Asked how many Fletcher EQR accredited paint contractors he thought were complying, Fletcher EQR technical adviser Greg Thomas said: "I would say just at the minute that probably a very small percentage, but obviously that will change."
"In actual fact those contractors that are doing work for us they will need to because ECan said they have to."
The campaign was an ECan initiative and Fletcher EQR and other big project management organisations (working for insurers) were just the messengers, Thomas said.
"So we subscribe wholly to that because we think it is a really good culture shift within the industry."
ECan has told painters through its website, that they should have chosen one of three systems to dispose of paint waste lawfully by July, before it begins checks in August.
"...if you do not have a system in place, it could affect your ability to get more work," a brochure on ECan's website said.
ECan team leader implementation and pollution prevention Paul Gofton said the disposal rules were not new.
Discharging paint and paint waste water directly into waterways or on to land, where it is likely to enter drains and then into streams and rivers, was a breach of the Resource Management Act.
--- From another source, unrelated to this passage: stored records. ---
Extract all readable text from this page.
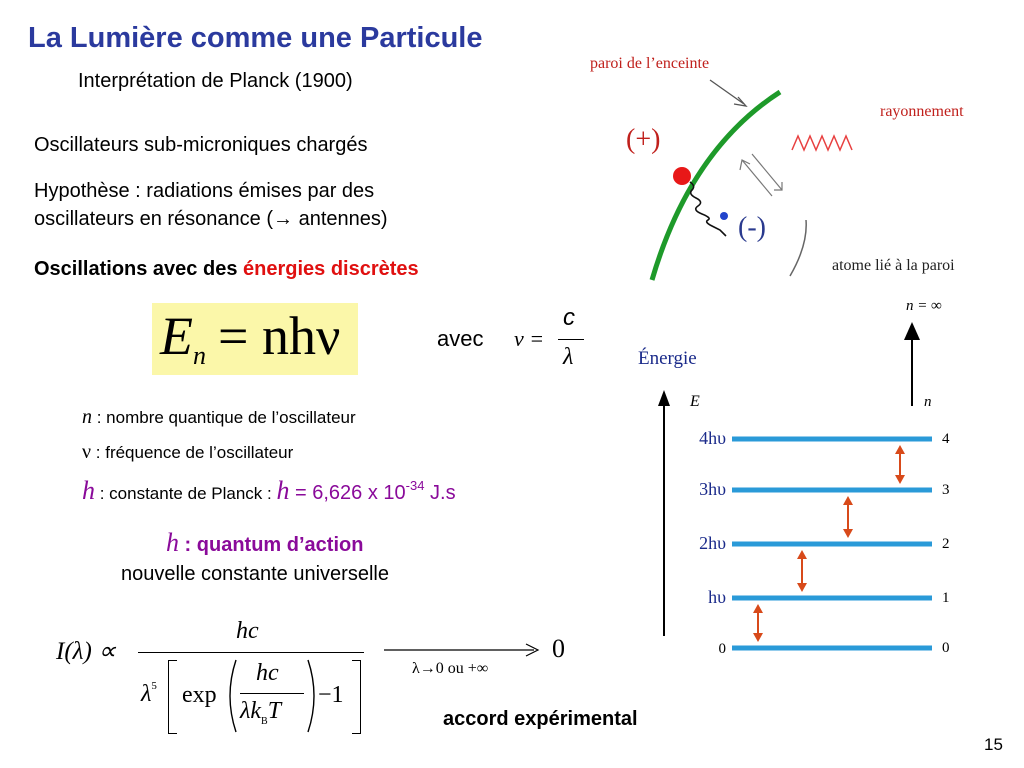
La Lumière comme une Particule
Interprétation de Planck (1900)
Oscillateurs sub-microniques chargés
Hypothèse : radiations émises par des
oscillateurs en résonance (→ antennes)
Oscillations avec des énergies discrètes
En = nhν	avec ν =
c
λ
n : nombre quantique de l’oscillateur
ν : fréquence de l’oscillateur
h : constante de Planck : h = 6,626 x $10^{-34}$ J.s
h : quantum d’action
nouvelle constante universelle
I(λ) ∝
hc
$\lambda^5$ exp
hc
$\lambda k_BT$
−1
0
λ→0 ou +∞
accord expérimental
paroi de l’enceinte
(+)
(-)
rayonnement
atome lié à la paroi
n = ∞
n
Énergie
E
0
0
1
hυ
2
2hυ
3
3hυ
4
4hυ
15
"There have been a few contractors where they have been carrying out that behaviour and they have received infringement notices," Gofton said.
For infringement a standard fine was $750 but it could go to $1000, however the requirement to clean up was more expensive than the fine, Gofton said.
More serious cases could face prosecution by ECan, Gofton said.
ECan said the three options for paint disposal are: Large or small scale contained washing systems; A trade waste licence from the Christchurch City Council; Or contract with another party/business to clean equipment.
"We are getting an increase in calls.
"We are just trying to be more proactive, get the information out to the industry," Gofton said.
"Yes the rebuild is underway but we still think we are in early enough to change behaviours and promote good practice and correct behaviours. Rather than use the enforcement we are trying to encourage and promote best practice and good behaviours in the first place."
If that did not work it would use enforcement.